Save this one for when the parents of your grandchildren complain that you have been playing Bingo with a grandchild for an hour. Oops! At least, this Grandma talks to the grandchildren when playing Bingo with them. This Grandma loves shopping. Try shopping with grandchildren. Explain “window shopping.” Create Amazon wish lists for holidays and birthdays with the grandchildren. Show them . Teach them how to be consumers on line. For example, how retailers will give you a percentage off if you put something in a cart on line and then do not buy it or within a few days will send you a discount coupon code. Teach them about “friends and family’ discounts. Great lessons in delayed gratification and planning from grandma never hurt.

*“Playtime is important. Unstructured playtime stimulates creativity. Prioritize daily unplugged playtime, especially for the very young.”

This is where grandma buys blocks or Legos for the grandchild and grandpa builds with the grandchild.

*“Set limits. Tech use, like all other activities, should have reasonable limits. Does your child’s technology use help or hinder participation in other activities?”

This Grandma gives more credit to parents than the AAP. The parents this Grandma knows spend all of their free time on their children’s activities, coaching soccer, driving hither and yon to birthday parties and dance lessons. Electronics give parents breaks, and especially grandparents breaks.

*“It’s OK for your teen to be online. Online relationships are integral to adolescent development. Social media can support identity formation. Teach your teen appropriate behaviors that apply in both the real and online worlds. Ask teens to demonstrate what they are doing online to help you understand both content and context.”

This Grandma thinks this recommendation is too vague. Teenagers are like two year olds. They need greater monitoring than the recommendation recommends. Parents should enlist us grandmas. Grandchildren will share even their passwords with us. WE can help parents monitor teenage grandchildren.

*“Create tech-free zones. Preserve family mealtime. Recharge devices overnight outside your child’s bedroom. These actions encourage family time, healthier eating habits and healthier sleep.”

Great recommendation. I wish they put this recommendation in capital letters.

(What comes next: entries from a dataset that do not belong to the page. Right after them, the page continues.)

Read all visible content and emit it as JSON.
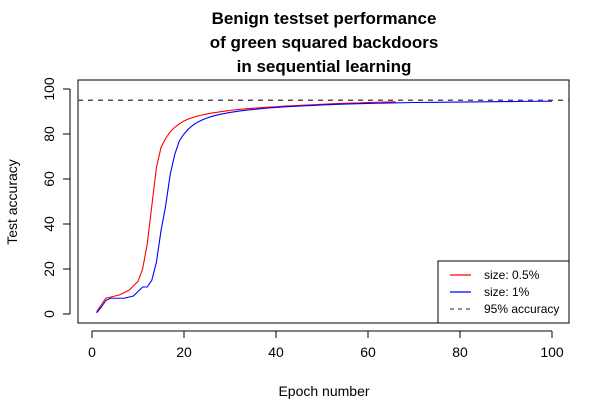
{
  "chart_data": {
    "type": "line",
    "title_lines": [
      "Benign testset performance",
      "of green squared backdoors",
      "in sequential learning"
    ],
    "xlabel": "Epoch number",
    "ylabel": "Test accuracy",
    "xlim": [
      1,
      100
    ],
    "ylim": [
      0,
      100
    ],
    "x_ticks": [
      0,
      20,
      40,
      60,
      80,
      100
    ],
    "y_ticks": [
      0,
      20,
      40,
      60,
      80,
      100
    ],
    "grid": false,
    "legend_position": "bottom-right",
    "reference_line": {
      "name": "95% accuracy",
      "y": 95,
      "color": "#555555",
      "style": "dashed"
    },
    "series": [
      {
        "name": "size: 0.5%",
        "color": "#ff0000",
        "x": [
          1,
          2,
          3,
          4,
          5,
          6,
          7,
          8,
          9,
          10,
          11,
          12,
          13,
          14,
          15,
          16,
          17,
          18,
          19,
          20,
          21,
          22,
          23,
          24,
          25,
          26,
          27,
          28,
          29,
          30,
          32,
          34,
          36,
          38,
          40,
          42,
          44,
          46,
          48,
          50,
          52,
          54,
          56,
          58,
          60,
          62,
          64,
          66
        ],
        "y": [
          1,
          4,
          7,
          7.5,
          8,
          8.5,
          9.5,
          10.5,
          12.5,
          14.5,
          20,
          31,
          48,
          65,
          74,
          78,
          81,
          83,
          84.5,
          85.8,
          86.7,
          87.4,
          88,
          88.5,
          88.9,
          89.3,
          89.6,
          89.9,
          90.2,
          90.5,
          90.9,
          91.3,
          91.6,
          91.9,
          92.1,
          92.4,
          92.6,
          92.8,
          93,
          93.2,
          93.4,
          93.6,
          93.7,
          93.8,
          94,
          94.1,
          94.2,
          94.3
        ]
      },
      {
        "name": "size: 1%",
        "color": "#0000ff",
        "x": [
          1,
          2,
          3,
          4,
          5,
          6,
          7,
          8,
          9,
          10,
          11,
          12,
          13,
          14,
          15,
          16,
          17,
          18,
          19,
          20,
          21,
          22,
          23,
          24,
          25,
          26,
          27,
          28,
          29,
          30,
          32,
          34,
          36,
          38,
          40,
          42,
          44,
          46,
          48,
          50,
          55,
          60,
          65,
          70,
          75,
          80,
          85,
          90,
          95,
          100
        ],
        "y": [
          0.5,
          3,
          6,
          7,
          7,
          7,
          7,
          7.5,
          8,
          10,
          12,
          12,
          15,
          23,
          37,
          48,
          62,
          71,
          77,
          80,
          82.3,
          84,
          85.3,
          86.3,
          87.1,
          87.8,
          88.3,
          88.8,
          89.2,
          89.6,
          90.2,
          90.7,
          91.1,
          91.5,
          91.8,
          92.1,
          92.3,
          92.5,
          92.7,
          92.9,
          93.3,
          93.6,
          93.8,
          94,
          94.1,
          94.2,
          94.3,
          94.4,
          94.5,
          94.6
        ]
      }
    ]
  }
}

*“Kids will be kids. Kids will make mistakes using media. These can be teachable moments if handled with empathy. Certain aberrations, however, such as sexting or posting self-harm images, signal a need to assess youths for other risk-taking behaviors.”

Children press buttons. It is amazing how they are unafraid. They also end up messing up electronics for us. However, they also change my wallpaper, teach me new tricks, and overall know much more than me about electronics. This Grandma thinks we should give the grandchildren great credit and allow them to teach grandparents and parents alike. That is quality time too.

*“Digital life begins at a young age, and so must parental guidance. Children who are “growing up digital” should learn healthy concepts of digital citizenship.”

Finally! A recognition that this grandchildren generation is a digital generation. Those of us predigital generationers should respect this new world and the place of our grandchildren in it. Parents have been doing this for a while. The so called “experts” have finally caught up.

Parental guilt should go out the window! About electronics, as well as everything else. The children will grow up fine with loving and caring parents. . . . and especially loving and caring grandparents.